Should we ask for our blackboards back?

Some teachers will only have ever taught in classrooms with a dry whiteboard or interactive whiteboard. This isn’t necessarily related to age either.

It might be easy to think that all ‘new’ teachers won’t know any different but this does depend on where you teach.

Some schools ‘still’ use chalkboards. Even saying that sounds all Dickensian but it’s true, chalkboards are still a feature in some teacher’s lives and they want them preserved for future generations.

An article appeared recently in the TES recently by Eimer C Page, director of global initiatives at Phillips Exeter Academy in New Hampshire in the US. Eimer uses “slate boards that cover an entire long wall” of her classroom, something that has been there since the 1930s. Apparently these chalkboards are pretty much all over the Academy except for the science building.

Clearly Eimer thinks that the blackboard is great and notes how they can be used for collaborative thinking spaces (which its cousin, the whiteboard, could also do). She says that the blackboards can be the space where students can “demonstrate their preparation” (which a whiteboard could also do).

Beyond this Eimer grasps around a bit and then resorts to saying that if there is a power cut and the internet goes down then no worries, you can just “carry on” (which you could also do with a whiteboard).

I can only presume that Eimer and her colleagues use some magic chalk or they wear face masks and get students to sit 25m away from the board. I think that because it has been proven that chalk dust is harmful to our health and we really shouldn’t be mucking about with chalkboards anymore. Hanging on to nostalgia or saying they chalkboards are a collaborative space for thinking is nice but it’s not clever.
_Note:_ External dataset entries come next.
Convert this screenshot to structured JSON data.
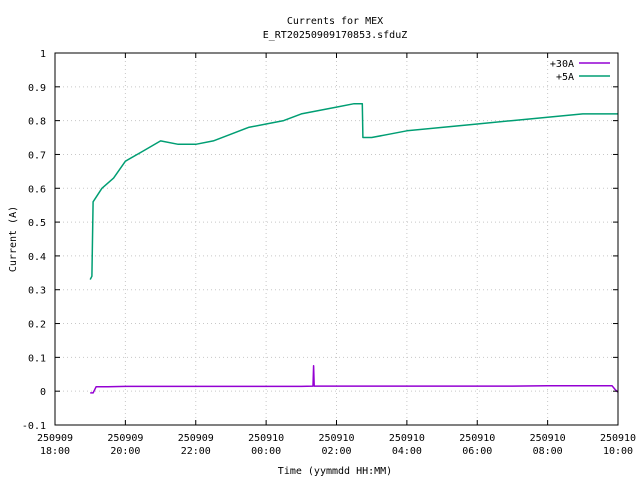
{
  "chart_data": {
    "type": "line",
    "title": "Currents for MEX",
    "subtitle": "E_RT20250909170853.sfduZ",
    "xlabel": "Time (yymmdd HH:MM)",
    "ylabel": "Current (A)",
    "xlim": [
      "250909 18:00",
      "250910 10:00"
    ],
    "ylim": [
      -0.1,
      1
    ],
    "grid": true,
    "legend_position": "top-right",
    "x_ticks": [
      {
        "date": "250909",
        "time": "18:00"
      },
      {
        "date": "250909",
        "time": "20:00"
      },
      {
        "date": "250909",
        "time": "22:00"
      },
      {
        "date": "250910",
        "time": "00:00"
      },
      {
        "date": "250910",
        "time": "02:00"
      },
      {
        "date": "250910",
        "time": "04:00"
      },
      {
        "date": "250910",
        "time": "06:00"
      },
      {
        "date": "250910",
        "time": "08:00"
      },
      {
        "date": "250910",
        "time": "10:00"
      }
    ],
    "y_ticks": [
      "-0.1",
      "0",
      "0.1",
      "0.2",
      "0.3",
      "0.4",
      "0.5",
      "0.6",
      "0.7",
      "0.8",
      "0.9",
      "1"
    ],
    "series": [
      {
        "name": "+30A",
        "color": "#9400d3",
        "x": [
          "250909 19:00",
          "250909 19:05",
          "250909 19:10",
          "250909 19:30",
          "250909 20:00",
          "250909 21:00",
          "250909 22:00",
          "250909 23:00",
          "250910 00:00",
          "250910 01:00",
          "250910 01:20",
          "250910 01:21",
          "250910 01:22",
          "250910 02:00",
          "250910 03:00",
          "250910 04:00",
          "250910 05:00",
          "250910 06:00",
          "250910 07:00",
          "250910 08:00",
          "250910 09:00",
          "250910 09:50",
          "250910 09:55",
          "250910 10:00"
        ],
        "y": [
          -0.005,
          -0.005,
          0.013,
          0.013,
          0.014,
          0.014,
          0.014,
          0.014,
          0.014,
          0.014,
          0.015,
          0.075,
          0.015,
          0.015,
          0.015,
          0.015,
          0.015,
          0.015,
          0.015,
          0.016,
          0.016,
          0.016,
          0.005,
          -0.003
        ]
      },
      {
        "name": "+5A",
        "color": "#009e73",
        "x": [
          "250909 19:00",
          "250909 19:03",
          "250909 19:05",
          "250909 19:20",
          "250909 19:40",
          "250909 20:00",
          "250909 20:30",
          "250909 21:00",
          "250909 21:30",
          "250909 22:00",
          "250909 22:30",
          "250909 23:00",
          "250909 23:30",
          "250910 00:00",
          "250910 00:30",
          "250910 01:00",
          "250910 01:30",
          "250910 02:00",
          "250910 02:30",
          "250910 02:44",
          "250910 02:45",
          "250910 03:00",
          "250910 03:30",
          "250910 04:00",
          "250910 05:00",
          "250910 06:00",
          "250910 07:00",
          "250910 08:00",
          "250910 09:00",
          "250910 10:00"
        ],
        "y": [
          0.33,
          0.34,
          0.56,
          0.6,
          0.63,
          0.68,
          0.71,
          0.74,
          0.73,
          0.73,
          0.74,
          0.76,
          0.78,
          0.79,
          0.8,
          0.82,
          0.83,
          0.84,
          0.85,
          0.85,
          0.75,
          0.75,
          0.76,
          0.77,
          0.78,
          0.79,
          0.8,
          0.81,
          0.82,
          0.82
        ]
      }
    ]
  }
}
Barrett et al (2015) note, “Children are particularly vulnerable to all types of pollutants because their breathing and metabolic rates are high. In a school they also have much less volume each owing to high occupancy density.”
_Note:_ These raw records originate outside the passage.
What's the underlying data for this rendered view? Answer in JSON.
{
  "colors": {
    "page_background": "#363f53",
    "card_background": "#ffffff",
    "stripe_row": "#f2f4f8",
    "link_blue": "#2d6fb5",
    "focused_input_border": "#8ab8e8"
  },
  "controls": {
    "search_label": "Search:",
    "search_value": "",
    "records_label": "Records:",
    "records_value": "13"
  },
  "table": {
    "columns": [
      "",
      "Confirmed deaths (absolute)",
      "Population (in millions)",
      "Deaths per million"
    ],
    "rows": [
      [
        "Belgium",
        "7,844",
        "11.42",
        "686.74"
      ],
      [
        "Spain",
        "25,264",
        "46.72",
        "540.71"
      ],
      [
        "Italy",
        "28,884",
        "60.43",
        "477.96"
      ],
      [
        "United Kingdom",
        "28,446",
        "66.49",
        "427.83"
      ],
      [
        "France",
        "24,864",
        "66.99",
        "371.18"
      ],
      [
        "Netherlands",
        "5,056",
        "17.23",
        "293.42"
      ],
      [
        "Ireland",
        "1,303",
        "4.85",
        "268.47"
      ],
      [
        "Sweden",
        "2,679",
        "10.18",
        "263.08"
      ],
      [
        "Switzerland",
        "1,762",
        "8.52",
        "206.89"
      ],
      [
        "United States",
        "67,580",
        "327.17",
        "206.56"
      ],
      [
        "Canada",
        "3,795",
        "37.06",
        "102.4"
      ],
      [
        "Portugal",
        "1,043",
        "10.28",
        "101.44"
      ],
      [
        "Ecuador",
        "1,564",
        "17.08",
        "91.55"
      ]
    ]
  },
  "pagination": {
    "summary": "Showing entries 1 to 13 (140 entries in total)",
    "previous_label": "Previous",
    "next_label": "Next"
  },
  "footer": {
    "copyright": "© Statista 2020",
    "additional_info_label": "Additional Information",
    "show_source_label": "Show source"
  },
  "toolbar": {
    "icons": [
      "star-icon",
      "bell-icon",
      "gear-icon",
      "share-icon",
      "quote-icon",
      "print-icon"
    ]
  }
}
Schools that use chalkboards are potentially harming their students and staff and “teachers brave the greatest direct risk.

Nikam and Hirkani (2013) spell it out:

“We can conclude from this study that teachers using chalk and board are at an increased risk of developing occupationally related pulmonary function impairments (airflow obstruction) and hence need to shift from routine chalk and board to marker and whiteboard.”

Chalk dust affects indoor air quality and we breathe it in. That’s not great for respiration, especially day in and day out over the year. If you have asthmatic students, they will tell you.

Chi-Chi Lin et al (2015) found that “Although using chalkboards in the classroom is a traditional and effective teaching method, chalk generates a large amount of airborne dust, and particularly submicrometer dust and nanoparticles that can penetrate into the respiratory system.”

Will blackboards or greenboards ever become obsolete? You’d certainly hope so but if there are people out there that are seduced by nostalgia and their “simplicity, effectiveness, economy and ease of use” then I’m afraid we will still have students and teachers coughing and choking on harmful dust. What’s more worrying is that we seem to be stepping backwards and some schools are raving about using mini-chalkboards for their children without any mention of the harmful effects of chalk dust.

So dust is the enemy, the chalkboard itself is fine, isn’t it? Well, in some parts of the world, the covering of the blackboard definitely is a health risk too. In Ghana, blackboards are painted with paint made from old car batteries.

Can we please just stick to using whiteboards. Schools should be slated for still using chalkboards when they have been proven to do harm. Doing harm isn’t what education is supposed to be about. Let’s allow the dust to settle and use what’s safe.